Democrats to highlight 17 ‘rising stars’ in convention keynote

FAN Editor

August 16, 2020

By Trevor Hunnicutt

(Reuters) – The Democratic Party will highlight 17 young politicians it considers “rising stars,” including one-time vice presidential hopeful Stacey Abrams, on Tuesday, the second night of the party’s nominating convention.

The coronavirus pandemic has forced the party to reinvent the convention format, scrapping crowds and balloons in Milwaukee in favor of virtual events televised from around the country.

The 17-person keynote spreads the spotlight often used to highlight one person as millions are expected to tune in to the expected formal nomination of former Vice President Joe Biden.

President Barack Obama’s 2004 speech about overcoming partisan division introduced Americans to the then-Illinois state senator. He became the party’s presidential nominee, with Biden as his running mate, four years later.
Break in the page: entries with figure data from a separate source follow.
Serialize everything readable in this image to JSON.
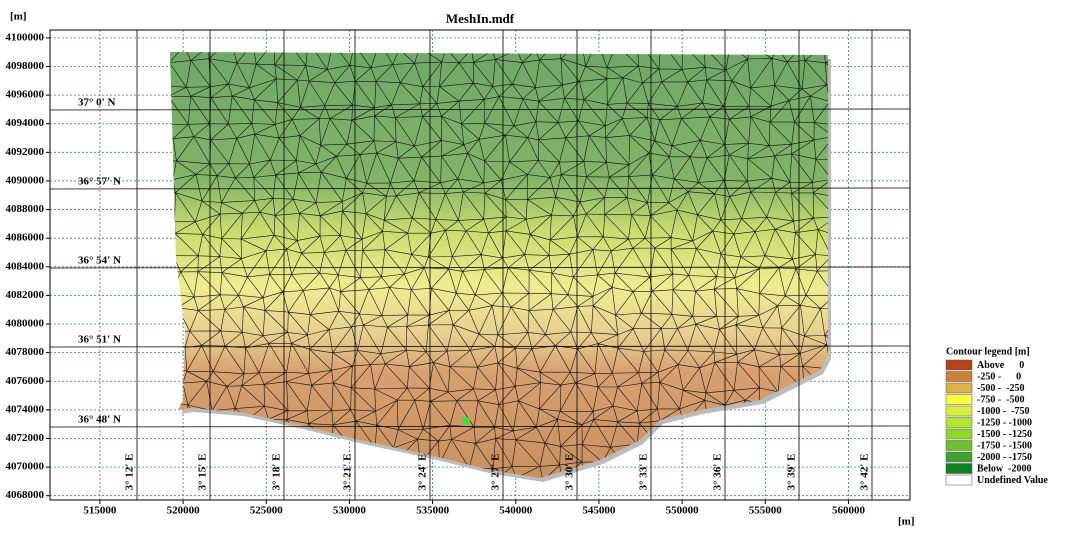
{
  "title": "MeshIn.mdf",
  "y_unit": "[m]",
  "x_unit": "[m]",
  "axes": {
    "xlim": [
      512000,
      563700
    ],
    "ylim": [
      4067700,
      4100550
    ],
    "xticks": [
      515000,
      520000,
      525000,
      530000,
      535000,
      540000,
      545000,
      550000,
      555000,
      560000
    ],
    "yticks": [
      4068000,
      4070000,
      4072000,
      4074000,
      4076000,
      4078000,
      4080000,
      4082000,
      4084000,
      4086000,
      4088000,
      4090000,
      4092000,
      4094000,
      4096000,
      4098000,
      4100000
    ]
  },
  "latitude_labels": [
    "37° 0' N",
    "36° 57' N",
    "36° 54' N",
    "36° 51' N",
    "36° 48' N"
  ],
  "longitude_labels": [
    "3° 12' E",
    "3° 15' E",
    "3° 18' E",
    "3° 21' E",
    "3° 24' E",
    "3° 27' E",
    "3° 30' E",
    "3° 33' E",
    "3° 36' E",
    "3° 39' E",
    "3° 42' E"
  ],
  "legend": {
    "title": "Contour legend [m]",
    "items": [
      {
        "label": "Above      0",
        "color": "#b8401a"
      },
      {
        "label": "-250 -      0",
        "color": "#c8803a"
      },
      {
        "label": "-500 -  -250",
        "color": "#e0b048"
      },
      {
        "label": "-750 -  -500",
        "color": "#ffff40"
      },
      {
        "label": "-1000 -  -750",
        "color": "#d8f040"
      },
      {
        "label": "-1250 - -1000",
        "color": "#b0e830"
      },
      {
        "label": "-1500 - -1250",
        "color": "#90d828"
      },
      {
        "label": "-1750 - -1500",
        "color": "#70c030"
      },
      {
        "label": "-2000 - -1750",
        "color": "#40a030"
      },
      {
        "label": "Below  -2000",
        "color": "#108020"
      },
      {
        "label": "Undefined Value",
        "color": "#ffffff"
      }
    ]
  }
}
“This year’s Keynote Address will feature not one, but seventeen of the Democratic Party’s rising stars from all across the country,” Democratic organizers said in a statement on Sunday. “These young electeds will offer a diversity of different ideas and perspectives on how to move America forward, but they will all speak to the future we’re building together.”
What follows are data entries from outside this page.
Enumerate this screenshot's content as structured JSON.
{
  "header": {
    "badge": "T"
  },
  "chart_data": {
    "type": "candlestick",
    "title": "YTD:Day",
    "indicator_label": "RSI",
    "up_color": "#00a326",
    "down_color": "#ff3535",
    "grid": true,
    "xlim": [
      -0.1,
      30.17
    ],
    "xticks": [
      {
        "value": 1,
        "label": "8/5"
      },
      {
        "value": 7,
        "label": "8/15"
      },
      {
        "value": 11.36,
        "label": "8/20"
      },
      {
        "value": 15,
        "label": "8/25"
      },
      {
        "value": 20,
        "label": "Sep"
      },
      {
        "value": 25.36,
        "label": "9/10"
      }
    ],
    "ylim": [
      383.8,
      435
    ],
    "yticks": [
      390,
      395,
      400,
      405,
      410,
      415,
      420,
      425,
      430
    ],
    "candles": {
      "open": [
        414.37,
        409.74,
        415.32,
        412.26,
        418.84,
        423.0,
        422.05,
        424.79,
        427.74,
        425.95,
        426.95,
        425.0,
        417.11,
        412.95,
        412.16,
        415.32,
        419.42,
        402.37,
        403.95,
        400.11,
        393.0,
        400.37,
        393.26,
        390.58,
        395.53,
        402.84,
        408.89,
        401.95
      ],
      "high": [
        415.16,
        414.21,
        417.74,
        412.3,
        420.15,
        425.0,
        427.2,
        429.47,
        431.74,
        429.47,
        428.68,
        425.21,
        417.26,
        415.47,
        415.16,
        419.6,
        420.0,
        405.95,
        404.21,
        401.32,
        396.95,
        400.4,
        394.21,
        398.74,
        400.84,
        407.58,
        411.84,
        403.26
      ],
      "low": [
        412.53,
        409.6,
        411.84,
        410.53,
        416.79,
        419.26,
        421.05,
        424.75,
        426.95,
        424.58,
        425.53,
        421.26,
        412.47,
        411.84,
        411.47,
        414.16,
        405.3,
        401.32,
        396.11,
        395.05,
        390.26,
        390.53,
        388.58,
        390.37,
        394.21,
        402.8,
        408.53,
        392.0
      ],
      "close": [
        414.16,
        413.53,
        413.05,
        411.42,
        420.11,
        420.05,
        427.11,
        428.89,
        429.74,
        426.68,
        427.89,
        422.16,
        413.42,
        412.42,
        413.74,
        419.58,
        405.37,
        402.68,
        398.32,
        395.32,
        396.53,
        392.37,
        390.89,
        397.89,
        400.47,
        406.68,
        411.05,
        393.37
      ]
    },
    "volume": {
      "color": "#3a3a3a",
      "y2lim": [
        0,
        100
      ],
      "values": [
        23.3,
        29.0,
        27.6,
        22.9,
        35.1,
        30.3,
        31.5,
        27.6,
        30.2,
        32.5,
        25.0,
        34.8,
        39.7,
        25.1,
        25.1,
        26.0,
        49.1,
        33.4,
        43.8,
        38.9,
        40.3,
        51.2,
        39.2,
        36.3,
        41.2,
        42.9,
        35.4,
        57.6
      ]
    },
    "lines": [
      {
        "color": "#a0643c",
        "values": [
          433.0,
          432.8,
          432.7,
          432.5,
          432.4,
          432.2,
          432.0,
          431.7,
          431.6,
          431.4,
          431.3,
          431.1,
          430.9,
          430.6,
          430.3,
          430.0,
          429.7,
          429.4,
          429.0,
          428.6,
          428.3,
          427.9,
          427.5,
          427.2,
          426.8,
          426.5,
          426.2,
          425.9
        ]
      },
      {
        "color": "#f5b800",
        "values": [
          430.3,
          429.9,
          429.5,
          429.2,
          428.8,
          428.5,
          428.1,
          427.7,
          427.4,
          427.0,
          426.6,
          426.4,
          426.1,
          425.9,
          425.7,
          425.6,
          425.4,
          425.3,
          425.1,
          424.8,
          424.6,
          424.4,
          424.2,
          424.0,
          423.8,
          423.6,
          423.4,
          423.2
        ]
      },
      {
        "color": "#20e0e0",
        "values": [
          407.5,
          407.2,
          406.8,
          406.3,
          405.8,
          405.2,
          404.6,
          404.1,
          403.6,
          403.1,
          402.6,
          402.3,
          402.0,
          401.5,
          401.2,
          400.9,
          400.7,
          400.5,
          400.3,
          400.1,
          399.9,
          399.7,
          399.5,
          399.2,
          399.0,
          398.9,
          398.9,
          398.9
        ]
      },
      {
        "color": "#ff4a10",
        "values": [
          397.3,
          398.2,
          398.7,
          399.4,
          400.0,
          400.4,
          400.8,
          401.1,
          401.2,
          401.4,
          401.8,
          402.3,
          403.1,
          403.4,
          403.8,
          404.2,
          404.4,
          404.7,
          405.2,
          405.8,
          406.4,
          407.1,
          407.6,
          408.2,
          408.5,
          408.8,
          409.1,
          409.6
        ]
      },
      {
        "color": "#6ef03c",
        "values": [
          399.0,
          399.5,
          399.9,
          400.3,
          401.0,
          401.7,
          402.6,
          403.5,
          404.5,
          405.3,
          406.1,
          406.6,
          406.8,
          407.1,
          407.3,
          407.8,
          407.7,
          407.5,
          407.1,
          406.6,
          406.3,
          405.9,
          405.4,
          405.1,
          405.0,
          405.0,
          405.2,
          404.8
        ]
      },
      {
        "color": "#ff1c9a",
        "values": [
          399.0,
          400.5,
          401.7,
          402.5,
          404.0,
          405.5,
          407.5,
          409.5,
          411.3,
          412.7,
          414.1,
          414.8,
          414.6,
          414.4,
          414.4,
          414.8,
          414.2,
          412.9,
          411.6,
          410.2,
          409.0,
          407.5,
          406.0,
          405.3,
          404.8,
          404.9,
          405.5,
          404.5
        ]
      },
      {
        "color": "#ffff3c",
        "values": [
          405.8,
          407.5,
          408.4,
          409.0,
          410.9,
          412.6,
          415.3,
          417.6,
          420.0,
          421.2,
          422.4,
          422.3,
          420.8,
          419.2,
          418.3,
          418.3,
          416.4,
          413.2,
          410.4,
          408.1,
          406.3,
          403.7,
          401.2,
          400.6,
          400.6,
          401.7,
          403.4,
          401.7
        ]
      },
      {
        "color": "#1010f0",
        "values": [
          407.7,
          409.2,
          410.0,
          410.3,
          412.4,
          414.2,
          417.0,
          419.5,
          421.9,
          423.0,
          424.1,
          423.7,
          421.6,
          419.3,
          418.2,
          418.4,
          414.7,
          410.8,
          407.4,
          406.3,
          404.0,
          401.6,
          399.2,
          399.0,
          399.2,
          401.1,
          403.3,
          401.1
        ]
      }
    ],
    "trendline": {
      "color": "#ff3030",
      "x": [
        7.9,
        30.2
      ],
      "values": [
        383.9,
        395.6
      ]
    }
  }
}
The choices are aimed at highlighting the racial, ethnic and gender diversity of the party. Abrams, a Black politician who lost a close governor’s race in Georgia and now focuses on voting rights, was considered as a running mate for Biden before he picked Senator Kamala Harris.
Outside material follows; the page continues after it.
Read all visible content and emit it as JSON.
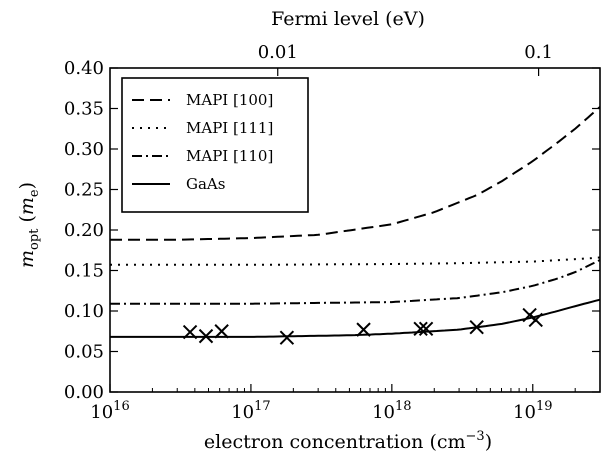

Also speaking during the keynote will be Navajo Nation president Jonathan Nez; Nevada State Senator Yvanna Cancela, who is of Cuban descent and helped engineer Biden’s second-place finish in that closely-contested state’s Democratic caucus; Florida’s agriculture commissioner, Nikki Fried, who is the first woman to hold that position; and Representative Conor Lamb, the Pennsylvania politician who won a “swing” district and helped Democrats seize control of the House of Representatives in 2018.